La Belgique va commencer à assouplir le verrouillage lundi, y compris pour les voyages et les écoles

La Belgique commencera à assouplir les restrictions relatives aux coronavirus au cours des prochaines semaines à partir de lundi prochain, lorsque les écoles commenceront à rouvrir et que l’interdiction des voyages non essentiels sera levée, a annoncé mercredi le gouvernement.

Certaines entreprises comme les coiffeurs commenceront également à rouvrir la semaine suivante, tandis que les repas en plein air dans les bars et restaurants seront autorisés à partir du 8 mai.

Le Premier ministre Alexander De Croo a annoncé les plans après plusieurs heures d’intenses négociations avec les ministres nationaux et régionaux responsables de la santé publique et d’autres domaines concernés.

« Nous avons choisi une approche prudente et réaliste dans laquelle nous parions sur la confiance », a déclaré De Croo lors d’une conférence de presse.

La réouverture des écoles débutera lundi avec le retour sur place des élèves de la maternelle, du primaire et de ceux des deux premières années de l’enseignement secondaire. Tous les autres élèves du secondaire continueront de suivre des cours hybrides. Les étudiants universitaires seront autorisés à suivre des cours sur place un jour par semaine. Les examens seront passés sur place.

Tous les élèves du secondaire pourront revenir sur place à partir du 3 mai, en attendant une réévaluation de la situation à la fin du mois.

Lorsque les restrictions de voyage non essentielles seront levées lundi prochain, ceux qui reviennent de zones considérées comme des «zones rouges» en raison de niveaux élevés d’infections devront être mis en quarantaine pendant sept jours à l’arrivée, avec un test obligatoire de coronavirus les jours 1 et 7. Il y aura pas d’exemption pour les voyageurs déjà vaccinés.

Les entreprises comme les coiffeurs qui sont considérés comme non essentiels et qui ont un contact direct avec les clients commenceront alors à rouvrir le lundi suivant, le 26 avril. Il ne sera également plus nécessaire de prendre rendez-vous pour faire des achats dans des magasins non essentiels à partir de ce point.

Le gouvernement augmentera également ce jour-là le nombre de personnes autorisées à assister à des rassemblements sociaux en plein air, de la limite actuelle de quatre à un maximum de 10.

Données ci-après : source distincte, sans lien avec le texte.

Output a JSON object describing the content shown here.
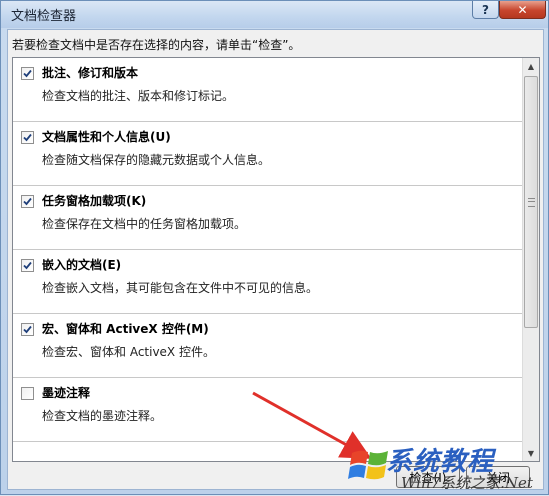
{
  "window": {
    "title": "文档检查器",
    "help_label": "?",
    "close_label": "✕"
  },
  "instruction": "若要检查文档中是否存在选择的内容，请单击“检查”。",
  "items": [
    {
      "title": "批注、修订和版本",
      "desc": "检查文档的批注、版本和修订标记。",
      "checked": true
    },
    {
      "title": "文档属性和个人信息(U)",
      "desc": "检查随文档保存的隐藏元数据或个人信息。",
      "checked": true
    },
    {
      "title": "任务窗格加载项(K)",
      "desc": "检查保存在文档中的任务窗格加载项。",
      "checked": true
    },
    {
      "title": "嵌入的文档(E)",
      "desc": "检查嵌入文档，其可能包含在文件中不可见的信息。",
      "checked": true
    },
    {
      "title": "宏、窗体和 ActiveX 控件(M)",
      "desc": "检查宏、窗体和 ActiveX 控件。",
      "checked": true
    },
    {
      "title": "墨迹注释",
      "desc": "检查文档的墨迹注释。",
      "checked": false
    }
  ],
  "buttons": {
    "inspect": "检查(I)",
    "close": "关闭"
  },
  "watermark": {
    "main": "系统教程",
    "sub": "Win7系统之家.Net"
  },
  "colors": {
    "arrow": "#e0302a",
    "accent": "#2a5fc0"
  }
}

Le 8 mai, la Belgique lancera son soi-disant «plan plein air» pour permettre les activités culturelles, les offices religieux et les sports. Les bars, cafés et restaurants pourront également ouvrir uniquement avec des sièges extérieurs – un compromis durement gagné entre les responsables qui avaient appelé à plus de prudence dans l’assouplissement des règles et ceux qui ont poussé à offrir plus de soutien à l’industrie de la restauration.

Le couvre-feu actuel de minuit à 5 heures du matin sera remplacé à partir du 8 mai par une interdiction des rassemblements en plein air de plus de trois personnes le soir. Les résidents belges pourront également à nouveau accueillir deux personnes du même ménage à l’intérieur de leur maison.

La question de la réouverture des bars et des restaurants a été âprement débattue, certains politiciens faisant pression pour la réouverture des restaurants en plein air le 1er mai, et d’autres insistant sur le fait qu’elle devrait être reportée au 15 mai. et le chef du parti socialiste francophone, Paul Magnette, tandis que De Croo et le ministre de la Santé Frank Vandenbroucke étaient plus réticents à s’ouvrir plus tôt.

Une réouverture complète du secteur hôtelier n’est prévue qu’en juin.

La Belgique est soumise à des règles plus strictes depuis trois semaines maintenant pour tenter de freiner la hausse des cas de coronavirus, après que le gouvernement a mis en œuvre une soi-disant pause de Pâques annoncée le 24 mars. Bien que le nombre d’infections diminue actuellement dans le pays, le nombre de les décès continuent d’augmenter et les hôpitaux signalent un nombre élevé de patients atteints de coronavirus en soins intensifs.

La dernière fois que le gouvernement a annoncé son intention de rouvrir, début mars, une recrudescence des infections causées par la soi-disant variante britannique du virus a finalement incité les responsables à inverser la tendance.